All the while, Gian just ... watched her.
Very little fazed Cara Guzzi anymore. He couldn’t remember the last time she had gotten really angry about something—but especially regarding him or their boys. He liked to think that was partly because of him and how much effort he put into ensuring her constant happiness—as he’d once promised to do—but he wasn’t that selfish.
A lot of this, and their life ...
Well, Cara did all that herself.
Queens did what queens did.
Even if that just happened to be calming down someone else’s child while waiting for your own doctor’s appointment. Considering their own hoard of children, it was safe to say they had their fair share of public meltdown moments. Some of which came with judgment from others, and both he and Cara made a great effort not to do that same thing to other parents.
Five minutes in public with a child wasn’t very telling about anything except for the fact that children would always be children.
“Mrs. and Mr. Guzzi?” Gian’s attention drifted away from his softly smiling wife at the call of their name. The receptionist who also acted as a nurse in the office greeted them with a warm wave as she said, “Your room is ready if you’d like to come back and wait while Dr. Belled finishes up his report.”

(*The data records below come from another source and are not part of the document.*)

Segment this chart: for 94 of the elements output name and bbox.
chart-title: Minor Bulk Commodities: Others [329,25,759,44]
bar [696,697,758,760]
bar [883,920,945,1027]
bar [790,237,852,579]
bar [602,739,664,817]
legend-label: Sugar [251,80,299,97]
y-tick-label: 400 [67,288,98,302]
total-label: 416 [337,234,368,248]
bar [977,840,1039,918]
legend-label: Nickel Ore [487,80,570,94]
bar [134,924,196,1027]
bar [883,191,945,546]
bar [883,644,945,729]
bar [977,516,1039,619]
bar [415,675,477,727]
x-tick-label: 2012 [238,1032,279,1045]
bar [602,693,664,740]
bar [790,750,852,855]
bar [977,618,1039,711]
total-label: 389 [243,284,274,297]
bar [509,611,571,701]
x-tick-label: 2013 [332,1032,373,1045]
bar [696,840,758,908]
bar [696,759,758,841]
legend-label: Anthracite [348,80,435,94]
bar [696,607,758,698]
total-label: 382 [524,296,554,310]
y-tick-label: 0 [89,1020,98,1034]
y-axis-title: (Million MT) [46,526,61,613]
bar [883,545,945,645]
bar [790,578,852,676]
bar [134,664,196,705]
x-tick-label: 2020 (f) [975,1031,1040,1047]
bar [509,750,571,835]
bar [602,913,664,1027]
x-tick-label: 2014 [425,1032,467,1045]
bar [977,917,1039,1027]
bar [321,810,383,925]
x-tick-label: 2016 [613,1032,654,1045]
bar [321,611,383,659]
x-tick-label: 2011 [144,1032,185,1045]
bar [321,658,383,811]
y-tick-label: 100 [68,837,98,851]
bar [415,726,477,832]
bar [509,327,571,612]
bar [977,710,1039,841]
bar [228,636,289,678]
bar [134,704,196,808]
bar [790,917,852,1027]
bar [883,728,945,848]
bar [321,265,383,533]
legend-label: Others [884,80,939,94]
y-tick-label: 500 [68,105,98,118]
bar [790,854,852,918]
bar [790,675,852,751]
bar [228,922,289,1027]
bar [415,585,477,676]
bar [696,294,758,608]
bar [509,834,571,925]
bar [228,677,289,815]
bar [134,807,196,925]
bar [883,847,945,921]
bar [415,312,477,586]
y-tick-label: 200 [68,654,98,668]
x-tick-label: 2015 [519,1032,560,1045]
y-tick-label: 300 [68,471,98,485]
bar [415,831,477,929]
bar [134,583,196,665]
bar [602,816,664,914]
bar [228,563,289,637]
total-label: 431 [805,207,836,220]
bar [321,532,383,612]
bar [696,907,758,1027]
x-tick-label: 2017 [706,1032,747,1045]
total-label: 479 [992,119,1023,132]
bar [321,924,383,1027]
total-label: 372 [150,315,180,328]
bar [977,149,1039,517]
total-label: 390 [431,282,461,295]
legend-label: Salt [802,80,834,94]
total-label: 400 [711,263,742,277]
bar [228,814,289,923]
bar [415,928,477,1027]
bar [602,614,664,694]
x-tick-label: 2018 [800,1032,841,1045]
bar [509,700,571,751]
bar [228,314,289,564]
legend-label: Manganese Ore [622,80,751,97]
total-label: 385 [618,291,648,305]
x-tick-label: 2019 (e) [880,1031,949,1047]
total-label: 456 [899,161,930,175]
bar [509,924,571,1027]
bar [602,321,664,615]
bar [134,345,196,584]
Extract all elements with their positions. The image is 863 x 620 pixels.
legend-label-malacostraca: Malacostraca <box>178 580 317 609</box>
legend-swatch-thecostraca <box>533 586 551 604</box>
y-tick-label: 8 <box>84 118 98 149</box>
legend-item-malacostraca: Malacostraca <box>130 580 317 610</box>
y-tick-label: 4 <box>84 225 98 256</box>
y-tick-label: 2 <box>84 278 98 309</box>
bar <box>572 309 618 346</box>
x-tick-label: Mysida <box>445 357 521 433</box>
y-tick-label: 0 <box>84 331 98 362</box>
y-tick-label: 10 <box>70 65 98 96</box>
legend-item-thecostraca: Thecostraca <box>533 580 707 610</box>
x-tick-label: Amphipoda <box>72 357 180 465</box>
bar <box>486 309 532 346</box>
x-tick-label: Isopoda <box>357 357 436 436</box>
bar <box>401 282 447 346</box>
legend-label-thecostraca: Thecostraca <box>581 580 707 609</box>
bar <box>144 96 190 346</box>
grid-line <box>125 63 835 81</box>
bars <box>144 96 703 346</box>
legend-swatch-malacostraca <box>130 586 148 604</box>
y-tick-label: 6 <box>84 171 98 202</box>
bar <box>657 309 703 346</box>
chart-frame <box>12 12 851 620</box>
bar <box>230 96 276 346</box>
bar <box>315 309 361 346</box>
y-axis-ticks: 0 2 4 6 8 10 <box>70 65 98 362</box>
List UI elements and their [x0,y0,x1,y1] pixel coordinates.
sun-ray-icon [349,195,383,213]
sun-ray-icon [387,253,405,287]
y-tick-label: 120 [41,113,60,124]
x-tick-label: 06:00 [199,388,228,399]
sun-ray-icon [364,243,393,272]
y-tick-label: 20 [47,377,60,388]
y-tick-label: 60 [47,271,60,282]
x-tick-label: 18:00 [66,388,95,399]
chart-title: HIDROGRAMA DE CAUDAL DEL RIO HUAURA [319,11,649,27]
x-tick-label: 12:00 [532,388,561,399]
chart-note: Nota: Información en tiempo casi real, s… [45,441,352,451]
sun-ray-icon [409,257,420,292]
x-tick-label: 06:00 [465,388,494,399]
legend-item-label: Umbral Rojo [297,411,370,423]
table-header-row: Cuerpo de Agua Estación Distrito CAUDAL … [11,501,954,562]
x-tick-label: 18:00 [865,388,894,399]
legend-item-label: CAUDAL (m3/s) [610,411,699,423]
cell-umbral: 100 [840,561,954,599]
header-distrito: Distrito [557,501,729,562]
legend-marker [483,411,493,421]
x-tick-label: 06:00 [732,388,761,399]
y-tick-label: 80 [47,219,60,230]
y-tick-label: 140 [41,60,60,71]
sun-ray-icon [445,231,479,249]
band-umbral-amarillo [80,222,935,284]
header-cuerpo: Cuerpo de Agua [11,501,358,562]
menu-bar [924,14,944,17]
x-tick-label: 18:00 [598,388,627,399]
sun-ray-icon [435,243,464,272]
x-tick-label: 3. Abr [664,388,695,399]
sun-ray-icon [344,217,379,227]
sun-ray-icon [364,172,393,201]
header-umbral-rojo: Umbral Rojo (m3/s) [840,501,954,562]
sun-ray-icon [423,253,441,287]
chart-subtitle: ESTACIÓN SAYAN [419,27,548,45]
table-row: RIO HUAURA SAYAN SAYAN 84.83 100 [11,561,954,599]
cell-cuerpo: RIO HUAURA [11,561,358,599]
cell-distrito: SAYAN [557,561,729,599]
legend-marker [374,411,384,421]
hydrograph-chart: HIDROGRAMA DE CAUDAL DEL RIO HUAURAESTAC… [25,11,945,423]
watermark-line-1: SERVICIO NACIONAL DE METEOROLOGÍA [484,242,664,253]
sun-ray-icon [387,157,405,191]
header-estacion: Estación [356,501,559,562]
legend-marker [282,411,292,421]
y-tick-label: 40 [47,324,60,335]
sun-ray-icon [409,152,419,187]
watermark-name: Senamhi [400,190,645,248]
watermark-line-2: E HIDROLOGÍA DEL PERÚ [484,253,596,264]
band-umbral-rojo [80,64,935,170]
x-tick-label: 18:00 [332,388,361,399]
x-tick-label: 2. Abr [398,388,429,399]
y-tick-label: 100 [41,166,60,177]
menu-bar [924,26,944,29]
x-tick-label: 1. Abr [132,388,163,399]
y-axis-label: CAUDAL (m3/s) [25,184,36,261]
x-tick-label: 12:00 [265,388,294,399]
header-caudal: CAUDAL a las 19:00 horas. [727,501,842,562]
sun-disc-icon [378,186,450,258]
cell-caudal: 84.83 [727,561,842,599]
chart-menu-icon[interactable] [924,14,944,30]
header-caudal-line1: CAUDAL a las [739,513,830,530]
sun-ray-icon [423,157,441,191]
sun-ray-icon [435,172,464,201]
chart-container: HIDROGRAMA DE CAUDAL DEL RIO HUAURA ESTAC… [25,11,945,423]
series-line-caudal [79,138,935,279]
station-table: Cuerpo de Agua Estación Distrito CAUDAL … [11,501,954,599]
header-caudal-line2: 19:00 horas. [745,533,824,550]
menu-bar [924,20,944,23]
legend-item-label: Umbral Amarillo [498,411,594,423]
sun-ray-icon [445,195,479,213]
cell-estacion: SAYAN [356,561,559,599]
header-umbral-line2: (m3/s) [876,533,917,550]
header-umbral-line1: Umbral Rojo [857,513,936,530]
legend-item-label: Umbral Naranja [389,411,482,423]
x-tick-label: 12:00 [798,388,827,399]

Gian was up out of his seat before the woman could even finish her statement with a hand waiting for his wife. Cara’s palm slid into his as she tossed her magazine aside. With his bit of support—she never had to ask for it; he was always ready with it—allowed her to lift from her seat with the same grace she’d used to sit in it.
One wouldn’t guess she was having any trouble in her final months of pregnancy in that second, she carried all of it so incredibly well.
Yes, she was beautifully swollen with his children. Twins, again. Their last children, also, because they’d decided and he had already gone in to have the vasectomy. He didn’t say a word—just made the appointment the day after she asked and had that shit done.